SOME 600 people gathered at the Lighthouse in Poole to mark Holocaust Memorial Day yesterday, and hear the harrowing life-story of a survivor.

The memorial day has been observed on January 27 – the anniversary of the liberation of Auschwitz concentration camp – every year since it started in 2001 and commemorates not only the Holocaust but other genocides around the world.

At the Lighthouse the audience, which included several Holocaust survivors, watched candles being lit by local representatives from religious faiths, including Rabbi Yossie Alper-owitz, Imam Majid Yasin and town centre priest the Reverend Dr Ian Terry.

They also watched a dramatic youth theatre representation of oppression starring youngsters from Forest Forge Youth Theatre, Oak Lodge Special School, Dorset School of Acting and St Aldhem’s Academy.

Holocaust survivor Janine Webber then spoke about her experiences as a Jew growing up in Nazi-occupied Poland, where she was born in 1932.

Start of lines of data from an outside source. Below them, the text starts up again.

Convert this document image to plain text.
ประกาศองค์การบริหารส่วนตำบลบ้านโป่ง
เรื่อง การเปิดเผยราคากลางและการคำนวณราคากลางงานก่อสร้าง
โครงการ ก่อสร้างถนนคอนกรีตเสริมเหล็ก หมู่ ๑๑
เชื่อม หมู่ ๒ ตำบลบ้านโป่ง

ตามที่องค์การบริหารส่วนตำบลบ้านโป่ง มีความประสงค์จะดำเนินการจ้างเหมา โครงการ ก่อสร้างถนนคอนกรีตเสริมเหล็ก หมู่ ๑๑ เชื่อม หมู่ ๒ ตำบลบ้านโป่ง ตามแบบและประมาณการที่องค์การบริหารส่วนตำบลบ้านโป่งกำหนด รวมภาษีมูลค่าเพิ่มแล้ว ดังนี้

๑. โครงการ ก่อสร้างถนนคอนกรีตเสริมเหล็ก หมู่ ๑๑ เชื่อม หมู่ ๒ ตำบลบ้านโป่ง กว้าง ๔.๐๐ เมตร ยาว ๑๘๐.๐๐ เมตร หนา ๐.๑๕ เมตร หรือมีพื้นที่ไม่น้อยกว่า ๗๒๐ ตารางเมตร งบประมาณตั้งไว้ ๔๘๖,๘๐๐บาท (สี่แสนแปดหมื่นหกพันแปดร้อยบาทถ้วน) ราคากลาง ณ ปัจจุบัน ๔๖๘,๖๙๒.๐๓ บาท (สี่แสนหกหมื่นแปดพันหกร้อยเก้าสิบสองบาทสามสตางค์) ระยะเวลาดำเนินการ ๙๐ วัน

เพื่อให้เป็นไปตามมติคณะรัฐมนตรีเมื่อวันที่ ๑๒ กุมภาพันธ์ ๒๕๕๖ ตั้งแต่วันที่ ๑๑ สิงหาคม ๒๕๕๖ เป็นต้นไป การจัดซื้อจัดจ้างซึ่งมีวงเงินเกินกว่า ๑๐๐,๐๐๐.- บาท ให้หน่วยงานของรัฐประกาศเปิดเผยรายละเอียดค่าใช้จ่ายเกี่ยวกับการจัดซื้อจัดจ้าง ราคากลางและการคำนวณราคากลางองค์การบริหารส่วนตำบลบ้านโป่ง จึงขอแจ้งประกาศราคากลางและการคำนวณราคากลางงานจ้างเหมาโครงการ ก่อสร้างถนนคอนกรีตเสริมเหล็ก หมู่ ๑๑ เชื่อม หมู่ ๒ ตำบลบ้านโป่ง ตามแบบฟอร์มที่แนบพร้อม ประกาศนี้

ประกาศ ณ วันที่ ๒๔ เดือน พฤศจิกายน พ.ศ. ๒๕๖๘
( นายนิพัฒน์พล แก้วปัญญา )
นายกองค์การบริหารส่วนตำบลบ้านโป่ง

Mrs Webber was living with her mother, father, grandmother and younger brother in a flat in Lvov when it was seized by the Germans, after which they were transferred to a ghetto.

While there her father was shot, her mother died from an illness, and her seven-year-old brother was shot by an SS soldier who mysteriously spared her life.

Her grandmother was also killed, and she was variously looked after by her aunt and uncle, by Catholic families who took her in, although one betrayed her, and in a hole in the ground with 13 other people.

Thanks to false papers provided by her uncle she survived the war, one of only a handful of Lvov’s population of 120,000 Jews to escape death and the Final Solution.

After the event she said: “It was partly my son and partly my psychologist who persuaded me to tell my story, and I am glad I took their advice.

“What I don’t want is for what happened to my family to be forgotten, and by telling my story I ensure they live on.”

Organiser Lynda Ford-Horne, of the Bournemouth and Poole Holocaust Memorial Day Committee, said: “You never know how well these things are going until afterwards, but we have had a lot of really positive feedback.